Author | : Alan Astro |
Publisher | : University of New Mexico Press |
Total Pages | : 232 |
Release | : 2021-10 |
Genre | : Jews |
ISBN | : 0826363296 |
Download Yiddish South of the Border Book in PDF, ePub and Kindle
Alan Astro's pioneering collection of Latin American Yiddish writings translated into English includes works of fiction, poetry, and nonfiction from Argentina, Brazil, Chile, Mexico, Uruguay, Colombia, and Cuba. Literature has always served as a refuge for Yiddish speakers, and the Yiddish literature of Latin America reflects the writers' assertions of their political rights. Stories depicting working-class life in Buenos Aires by José Rabinovich and Samuel Rollansky evoke the works of Abraham Cahan and Henry Roth. Rosa Palatnik in Rio de Janeiro, Abraham Weisbaum in Mexico City, José Goldchain in Santiago de Chile, and Salomón Zytner in Montevideo satirize bourgeois aspirations among Jews distancing themselves from their modest backgrounds--one of Philip Roth's major themes.

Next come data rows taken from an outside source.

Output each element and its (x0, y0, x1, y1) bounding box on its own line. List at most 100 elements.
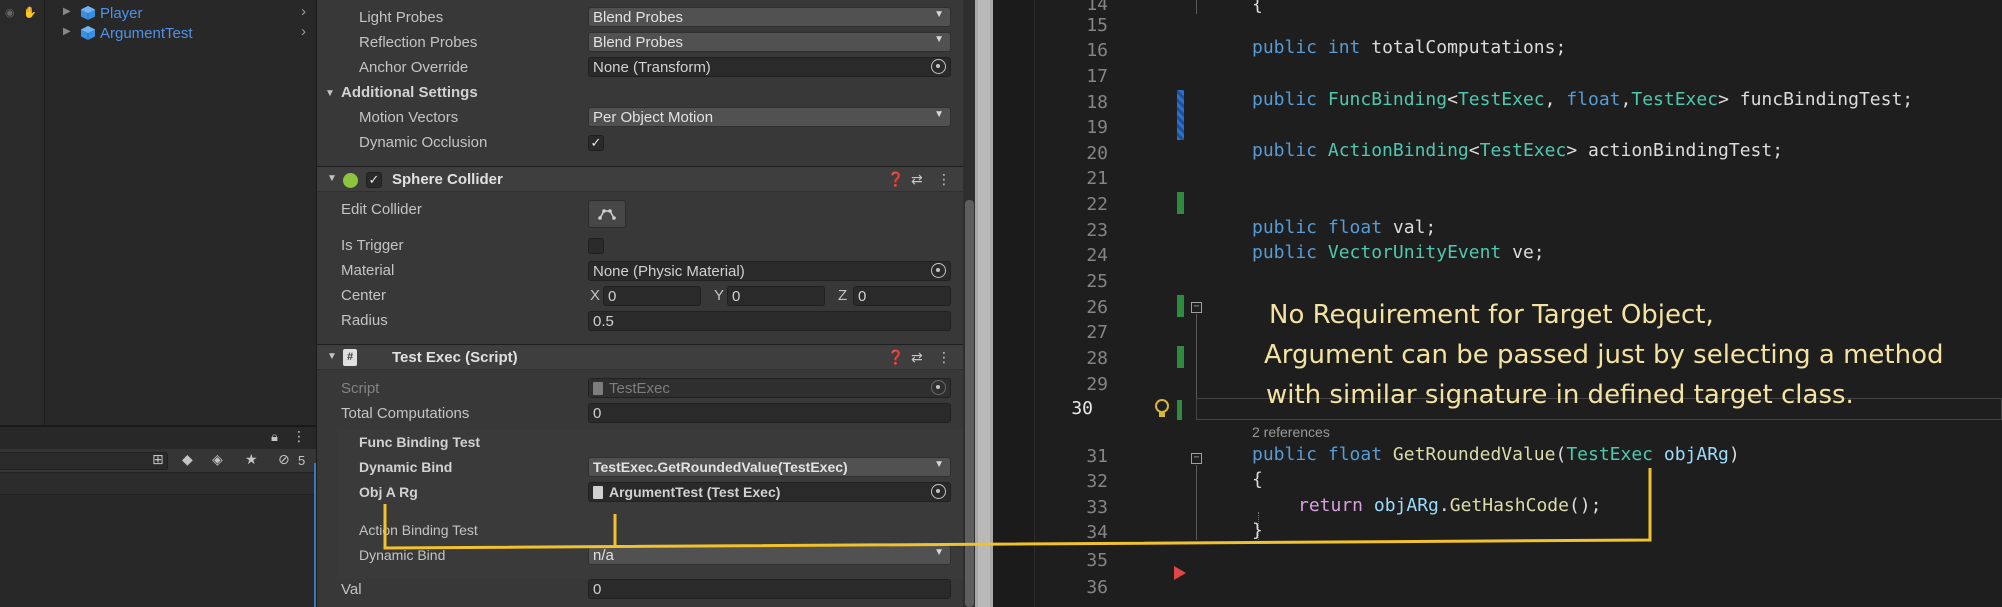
obj-arg-field[interactable]: ArgumentTest (Test Exec) (588, 482, 951, 502)
field-value: TestExec (609, 380, 670, 397)
saved-change-marker (1177, 346, 1184, 368)
func-binding-test-label: Func Binding Test (359, 434, 481, 450)
splitter-inner (978, 0, 990, 607)
line-number: 32 (1086, 471, 1108, 492)
inspector-panel: Light Probes Blend Probes ▼ Reflection P… (316, 0, 975, 607)
lightbulb-icon[interactable] (1153, 398, 1171, 420)
sphere-collider-enabled-checkbox[interactable]: ✓ (366, 172, 382, 188)
action-dynamic-bind-label: Dynamic Bind (359, 547, 446, 563)
saved-change-marker (1177, 192, 1184, 214)
hierarchy-item-player[interactable]: ◉ ✋ ▶ Player › (0, 3, 316, 23)
project-search-input[interactable] (0, 452, 168, 470)
dropdown-value: Blend Probes (593, 34, 684, 51)
dropdown-value: Per Object Motion (593, 109, 714, 126)
object-picker-icon[interactable] (931, 59, 946, 74)
line-number: 22 (1086, 194, 1108, 215)
sphere-collider-icon (343, 173, 358, 188)
line-number: 15 (1086, 15, 1108, 36)
additional-settings-label[interactable]: Additional Settings (341, 84, 478, 101)
line-number: 34 (1086, 522, 1108, 543)
code-line-23: public float val; (1252, 217, 1437, 238)
dropdown-value: Blend Probes (593, 9, 684, 26)
hidden-packages-eye-icon[interactable]: ⊘ (278, 451, 290, 468)
annotation-line-2: Argument can be passed just by selecting… (1264, 340, 1944, 370)
code-line-16: public int totalComputations; (1252, 37, 1567, 58)
code-editor[interactable]: 14 15 16 17 18 19 20 21 22 23 24 25 26 2… (993, 0, 2002, 607)
action-dynamic-bind-dropdown[interactable]: n/a ▼ (588, 545, 951, 565)
center-z-label[interactable]: Z (838, 287, 847, 304)
pickability-hand-icon[interactable]: ✋ (23, 6, 37, 19)
filter-by-label-icon[interactable]: ◈ (212, 451, 223, 468)
help-icon[interactable]: ❓ (887, 171, 904, 188)
hierarchy-item-argumenttest[interactable]: ▶ ArgumentTest › (0, 23, 316, 43)
radius-field[interactable]: 0.5 (588, 311, 951, 331)
visibility-eye-icon[interactable]: ◉ (5, 6, 21, 19)
edit-collider-button[interactable] (588, 200, 626, 228)
fold-triangle-icon[interactable]: ▼ (327, 173, 337, 184)
center-y-label[interactable]: Y (714, 287, 724, 304)
expand-triangle-icon[interactable]: ▶ (63, 6, 71, 17)
kebab-menu-icon[interactable]: ⋮ (937, 171, 951, 188)
hidden-packages-count: 5 (298, 453, 306, 468)
annotation-line-1: No Requirement for Target Object, (1269, 300, 1714, 330)
motion-vectors-dropdown[interactable]: Per Object Motion ▼ (588, 107, 951, 127)
expand-triangle-icon[interactable]: ▶ (63, 26, 71, 37)
window-splitter[interactable] (975, 0, 993, 607)
filter-by-type-icon[interactable]: ◆ (182, 451, 193, 468)
preset-icon[interactable]: ⇄ (911, 171, 923, 188)
breakpoint-arrow-icon[interactable] (1174, 566, 1186, 580)
dynamic-bind-dropdown[interactable]: TestExec.GetRoundedValue(TestExec) ▼ (588, 457, 951, 477)
val-label: Val (341, 581, 362, 598)
code-line: { (1252, 0, 1263, 15)
line-number: 19 (1086, 117, 1108, 138)
center-x-field[interactable]: 0 (603, 286, 701, 306)
center-z-field[interactable]: 0 (853, 286, 951, 306)
inspector-scrollbar[interactable] (963, 0, 975, 607)
help-icon[interactable]: ❓ (887, 349, 904, 366)
object-picker-icon[interactable] (931, 263, 946, 278)
references-codelens[interactable]: 2 references (1252, 424, 1330, 440)
fold-triangle-icon[interactable]: ▼ (327, 351, 337, 362)
center-x-label[interactable]: X (590, 287, 600, 304)
preset-icon[interactable]: ⇄ (911, 349, 923, 366)
code-line-32: { (1252, 469, 1263, 490)
lock-icon[interactable]: 🔒︎ (271, 429, 278, 445)
is-trigger-checkbox[interactable] (588, 238, 604, 254)
object-picker-icon[interactable] (931, 484, 946, 499)
chevron-right-icon[interactable]: › (301, 23, 306, 40)
center-y-field[interactable]: 0 (727, 286, 825, 306)
favorite-star-icon[interactable]: ★ (245, 451, 258, 468)
test-exec-header[interactable]: ▼ # Test Exec (Script) ❓ ⇄ ⋮ (317, 344, 975, 370)
kebab-menu-icon[interactable]: ⋮ (292, 428, 306, 445)
saved-change-marker (1177, 295, 1184, 317)
gameobject-cube-icon (80, 25, 96, 41)
caret-down-icon: ▼ (934, 547, 944, 558)
chevron-right-icon[interactable]: › (301, 3, 306, 20)
project-selected-row[interactable] (0, 474, 316, 495)
field-value: ArgumentTest (Test Exec) (609, 484, 781, 500)
script-hash-icon: # (343, 349, 357, 366)
light-probes-dropdown[interactable]: Blend Probes ▼ (588, 7, 951, 27)
scrollbar-thumb[interactable] (965, 200, 974, 607)
kebab-menu-icon[interactable]: ⋮ (937, 349, 951, 366)
sphere-collider-header[interactable]: ▼ ✓ Sphere Collider ❓ ⇄ ⋮ (317, 166, 975, 192)
obj-arg-label: Obj A Rg (359, 484, 418, 500)
reflection-probes-dropdown[interactable]: Blend Probes ▼ (588, 32, 951, 52)
line-number: 21 (1086, 168, 1108, 189)
total-computations-field[interactable]: 0 (588, 403, 951, 423)
line-number: 25 (1086, 271, 1108, 292)
val-field[interactable]: 0 (588, 579, 951, 599)
search-by-type-icon[interactable]: ⊞ (152, 451, 164, 468)
gameobject-cube-icon (80, 5, 96, 21)
light-probes-label: Light Probes (359, 9, 444, 26)
dynamic-occlusion-checkbox[interactable]: ✓ (588, 135, 604, 151)
line-number: 31 (1086, 446, 1108, 467)
editor-margin (993, 0, 1035, 607)
line-number: 28 (1086, 348, 1108, 369)
material-field[interactable]: None (Physic Material) (588, 261, 951, 281)
anchor-override-field[interactable]: None (Transform) (588, 57, 951, 77)
collapse-icon[interactable]: − (1191, 453, 1202, 464)
fold-triangle-icon[interactable]: ▼ (325, 88, 335, 99)
line-number: 35 (1086, 550, 1108, 571)
collapse-icon[interactable]: − (1191, 302, 1202, 313)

Abraham Josef Dubelman and Aaron Zeitlin in Cuba ponder possible links to the crypto-Jews who came to the New World to escape the Inquisition. Themes of identity permeate Latin American Yiddish writing, and the works featured in this anthology provide a glimpse into Jewish life and culture throughout Latin America. As Ilan Stavans notes in the introduction, "This anthology documents that Yiddish--or, in one of its Spanish spellings, idish--also flourished in Latin America, leaving behind powerfully artistic testaments."